La CNIL amorce un travail sur les bases de données d’apprentissage

La CNIL amorce un travail sur les bases de données d’apprentissage

Se nourrissant des informations accessibles sur le Web, les Intelligences Artificielles comme ChatGPT, au-delà de leurs performances, interpellent le législateur notamment sur la protection des droits. La CNIL renforce son expertise et lance de nouveaux chantiers sur cette problématique.

Les professionnels de l’Intelligence Artificielle considèrent que les cas d’usage sont les premiers leviers d’adoption et de démocratisation. En la matière, ChatGPT est un contributeur exemplaire à l’accessibilité des techniques d’intelligence artificielle.

Pour autant, ces innovations de rupture peuvent aussi générer des risques ou dérives, notamment juridiques et éthiques.

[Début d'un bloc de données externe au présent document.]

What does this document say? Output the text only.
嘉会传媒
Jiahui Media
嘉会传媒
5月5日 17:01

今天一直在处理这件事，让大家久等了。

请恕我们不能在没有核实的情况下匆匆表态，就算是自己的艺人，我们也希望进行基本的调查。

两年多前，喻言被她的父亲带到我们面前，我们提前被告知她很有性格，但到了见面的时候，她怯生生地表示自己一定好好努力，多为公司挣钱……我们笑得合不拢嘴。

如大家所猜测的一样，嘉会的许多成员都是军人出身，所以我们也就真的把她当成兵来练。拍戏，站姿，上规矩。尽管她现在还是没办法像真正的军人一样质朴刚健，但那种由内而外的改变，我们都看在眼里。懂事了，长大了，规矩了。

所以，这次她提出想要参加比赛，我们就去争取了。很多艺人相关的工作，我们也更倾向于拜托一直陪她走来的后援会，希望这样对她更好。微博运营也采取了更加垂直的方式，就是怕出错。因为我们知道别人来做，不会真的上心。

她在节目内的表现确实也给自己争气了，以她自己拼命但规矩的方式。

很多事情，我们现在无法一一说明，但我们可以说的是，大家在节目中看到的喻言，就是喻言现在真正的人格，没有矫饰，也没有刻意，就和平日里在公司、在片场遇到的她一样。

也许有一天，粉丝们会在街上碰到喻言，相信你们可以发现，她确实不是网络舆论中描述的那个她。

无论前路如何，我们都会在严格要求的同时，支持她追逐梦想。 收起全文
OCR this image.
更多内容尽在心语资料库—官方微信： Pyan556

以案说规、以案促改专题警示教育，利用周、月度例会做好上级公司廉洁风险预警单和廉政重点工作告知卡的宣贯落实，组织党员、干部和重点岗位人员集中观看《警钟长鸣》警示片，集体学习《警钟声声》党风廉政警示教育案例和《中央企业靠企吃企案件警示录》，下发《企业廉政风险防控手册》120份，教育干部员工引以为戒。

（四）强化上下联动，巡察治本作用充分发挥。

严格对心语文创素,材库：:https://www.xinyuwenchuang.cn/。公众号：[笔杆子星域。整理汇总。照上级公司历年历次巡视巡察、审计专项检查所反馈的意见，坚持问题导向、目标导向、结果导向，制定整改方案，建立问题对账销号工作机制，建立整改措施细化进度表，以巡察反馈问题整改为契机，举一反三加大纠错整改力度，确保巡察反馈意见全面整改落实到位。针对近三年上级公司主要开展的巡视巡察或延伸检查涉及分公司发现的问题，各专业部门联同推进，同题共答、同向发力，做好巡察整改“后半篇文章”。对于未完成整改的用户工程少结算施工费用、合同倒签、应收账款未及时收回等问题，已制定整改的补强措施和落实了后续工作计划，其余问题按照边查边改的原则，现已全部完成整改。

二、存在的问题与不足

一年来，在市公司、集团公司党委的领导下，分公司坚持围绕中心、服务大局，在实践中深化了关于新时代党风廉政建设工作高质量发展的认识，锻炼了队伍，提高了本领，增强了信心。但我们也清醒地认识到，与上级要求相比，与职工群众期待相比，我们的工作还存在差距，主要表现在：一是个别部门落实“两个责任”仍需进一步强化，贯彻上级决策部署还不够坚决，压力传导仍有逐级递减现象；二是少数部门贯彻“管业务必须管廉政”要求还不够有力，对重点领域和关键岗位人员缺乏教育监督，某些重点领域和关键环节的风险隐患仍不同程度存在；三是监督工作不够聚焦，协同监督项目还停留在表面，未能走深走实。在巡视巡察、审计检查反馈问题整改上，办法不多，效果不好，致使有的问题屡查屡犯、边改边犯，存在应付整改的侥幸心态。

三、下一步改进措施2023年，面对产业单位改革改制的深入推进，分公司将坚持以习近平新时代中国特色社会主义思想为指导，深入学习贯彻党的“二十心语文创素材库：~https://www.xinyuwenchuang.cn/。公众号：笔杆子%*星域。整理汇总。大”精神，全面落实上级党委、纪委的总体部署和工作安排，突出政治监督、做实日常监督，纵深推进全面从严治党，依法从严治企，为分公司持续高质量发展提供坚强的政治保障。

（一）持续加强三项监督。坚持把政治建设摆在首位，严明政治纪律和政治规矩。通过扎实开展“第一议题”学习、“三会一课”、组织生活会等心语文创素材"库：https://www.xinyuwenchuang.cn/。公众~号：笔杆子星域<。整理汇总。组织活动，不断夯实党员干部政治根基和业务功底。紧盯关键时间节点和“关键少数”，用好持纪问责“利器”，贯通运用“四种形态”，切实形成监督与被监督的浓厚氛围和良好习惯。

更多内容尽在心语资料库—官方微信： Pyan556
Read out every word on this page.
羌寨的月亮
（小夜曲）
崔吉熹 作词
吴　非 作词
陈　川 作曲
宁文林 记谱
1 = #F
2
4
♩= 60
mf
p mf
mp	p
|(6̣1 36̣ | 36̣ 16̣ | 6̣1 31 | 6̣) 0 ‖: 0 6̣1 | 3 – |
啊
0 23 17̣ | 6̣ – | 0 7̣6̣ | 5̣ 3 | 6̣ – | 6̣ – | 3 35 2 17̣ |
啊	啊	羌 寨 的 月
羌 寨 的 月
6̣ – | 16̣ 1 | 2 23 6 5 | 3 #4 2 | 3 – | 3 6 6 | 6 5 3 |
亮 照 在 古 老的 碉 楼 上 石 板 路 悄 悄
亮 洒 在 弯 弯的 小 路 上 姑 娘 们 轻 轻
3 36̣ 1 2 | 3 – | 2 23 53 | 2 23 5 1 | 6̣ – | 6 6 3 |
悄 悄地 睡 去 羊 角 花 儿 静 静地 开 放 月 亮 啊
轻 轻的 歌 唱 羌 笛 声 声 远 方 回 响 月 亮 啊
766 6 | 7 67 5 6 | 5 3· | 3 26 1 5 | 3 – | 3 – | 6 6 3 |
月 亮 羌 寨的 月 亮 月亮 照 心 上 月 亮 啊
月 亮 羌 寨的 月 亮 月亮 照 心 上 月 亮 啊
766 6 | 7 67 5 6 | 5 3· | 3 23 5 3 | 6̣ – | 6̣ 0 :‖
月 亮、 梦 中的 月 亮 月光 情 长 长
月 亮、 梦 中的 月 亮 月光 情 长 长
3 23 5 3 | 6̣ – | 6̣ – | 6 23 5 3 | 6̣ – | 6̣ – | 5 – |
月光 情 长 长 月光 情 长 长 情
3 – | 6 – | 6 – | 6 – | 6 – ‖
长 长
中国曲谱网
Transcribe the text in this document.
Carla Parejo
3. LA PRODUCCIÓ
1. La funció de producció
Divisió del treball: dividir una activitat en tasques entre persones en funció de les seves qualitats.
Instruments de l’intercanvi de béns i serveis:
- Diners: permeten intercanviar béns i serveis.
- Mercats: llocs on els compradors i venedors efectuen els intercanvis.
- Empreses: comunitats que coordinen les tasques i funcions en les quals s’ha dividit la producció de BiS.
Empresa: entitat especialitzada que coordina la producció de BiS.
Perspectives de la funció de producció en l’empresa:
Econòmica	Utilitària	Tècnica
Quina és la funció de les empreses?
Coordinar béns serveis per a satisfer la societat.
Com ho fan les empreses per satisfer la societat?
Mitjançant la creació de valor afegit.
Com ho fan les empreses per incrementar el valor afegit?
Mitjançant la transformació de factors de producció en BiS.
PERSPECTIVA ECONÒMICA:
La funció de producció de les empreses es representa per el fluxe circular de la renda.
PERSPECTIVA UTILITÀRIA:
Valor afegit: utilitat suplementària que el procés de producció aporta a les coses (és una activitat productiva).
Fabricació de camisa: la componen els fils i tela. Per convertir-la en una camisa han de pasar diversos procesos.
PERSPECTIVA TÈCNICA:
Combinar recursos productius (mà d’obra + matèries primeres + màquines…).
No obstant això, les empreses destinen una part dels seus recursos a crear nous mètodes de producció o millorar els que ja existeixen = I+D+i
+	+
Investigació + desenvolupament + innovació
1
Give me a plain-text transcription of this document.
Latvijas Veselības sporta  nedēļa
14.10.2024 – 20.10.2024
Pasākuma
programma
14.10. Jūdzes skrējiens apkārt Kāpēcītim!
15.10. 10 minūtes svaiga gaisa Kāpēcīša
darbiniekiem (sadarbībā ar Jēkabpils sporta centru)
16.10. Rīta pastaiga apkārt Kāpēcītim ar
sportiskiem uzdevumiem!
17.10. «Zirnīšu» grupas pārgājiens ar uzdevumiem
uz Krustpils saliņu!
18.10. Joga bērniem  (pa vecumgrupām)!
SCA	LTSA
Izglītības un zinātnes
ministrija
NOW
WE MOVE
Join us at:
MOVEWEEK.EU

Autorité suprême hexagonale sur les questions liées à l’Intelligence Artificielle, la CNIL entend offrir les réponses ad hoc à ces problématiques.,La CNIL a annoncé la création d’un département de cinq personnes, dédié à l’intelligence artificielle : le Service de l’Intelligence Artificielle.

L’objectif que s’est fixé la CNIL est le renforcement de son expertise sur ces dispositifs et sa compréhension des risques quant à la protection de la vie privée, tout en anticipant l’entrée en application du règlement européen sur l’Intelligence Artificielle.

La mission du Service de l’Intelligence Artificielle concernera en outre le développement des relations avec les acteurs de l’écosystème et celui de l’acculturation des professionnels et des particuliers.

Des applications comme ChatGPT suscitent aussi des questions juridiques. Ainsi, le Service de l’Intelligence Artificielle, bien que dépendant de la direction des technologies et de l’innovation, sera en outre en contact étroit avec « l’accompagnement juridique ».

Selon la CNIL, dès maintenant, et sans que l’adaptation du cadre législatif à ces nouvelles problématiques soit effective, la création du Service de l’Intelligence Artificielle est une réponse à ces enjeux sociétaux dont l’importance progresse chaque jour.

A cette nouvelle mission que s’est assignée la CNIL est associée une mission à plus brève échéance portant cette fois sur les bases de données d’apprentissage. Pour entraîner ces Intelligences Artificielles, leurs développeurs font généralement appel à d’importantes quantités de données.

ChatGPT illustre parfaitement un usage des techniques d’extraction de données sur le Web – combiné à des travailleurs du clic. La CNIL rappelle, sans citer une Intelligence Artificielle particulière, que ce type d’application fonctionne essentiellement grâce au traitement d’un grand nombre de données, très souvent personnelles.

En conséquence, leur fonctionnement induit ainsi des risques pour la vie privée.

Des conseils sur l’usage des bases de données d’apprentissage

Les réflexions sur les bases d’apprentissage doivent offrir des réponses concrètes en matière de création ou d’utilisation de telles bases de données

Conjointement à la création du Service de l’Intelligence Artificielle, la CNIL amorce donc un travail sur les bases de données d’apprentissage. La CNIL indique que nombre d’institutions publiques et entreprises privées font d’ores et déjà appel à elle sur la légalité de certaines pratiques concernant la constitution de bases d’entraînement.

Les réflexions et décisions de la Commission à venir ont donc pour objet de préciser sa position sur ce point et d’encourager des bonnes pratiques, au regard notamment du RGPD, mais aussi de contribuer à la proposition de règlement sur l’Intelligence Artificielle actuellement débattue au niveau de l’Union Européenne.

Les réflexions sur les bases d’apprentissage doivent aboutir à des réponses concrètes en matière de création ou d’utilisation de telles bases de données, ces dernières devant être respectueuses des droits et libertés fondamentaux des personnes.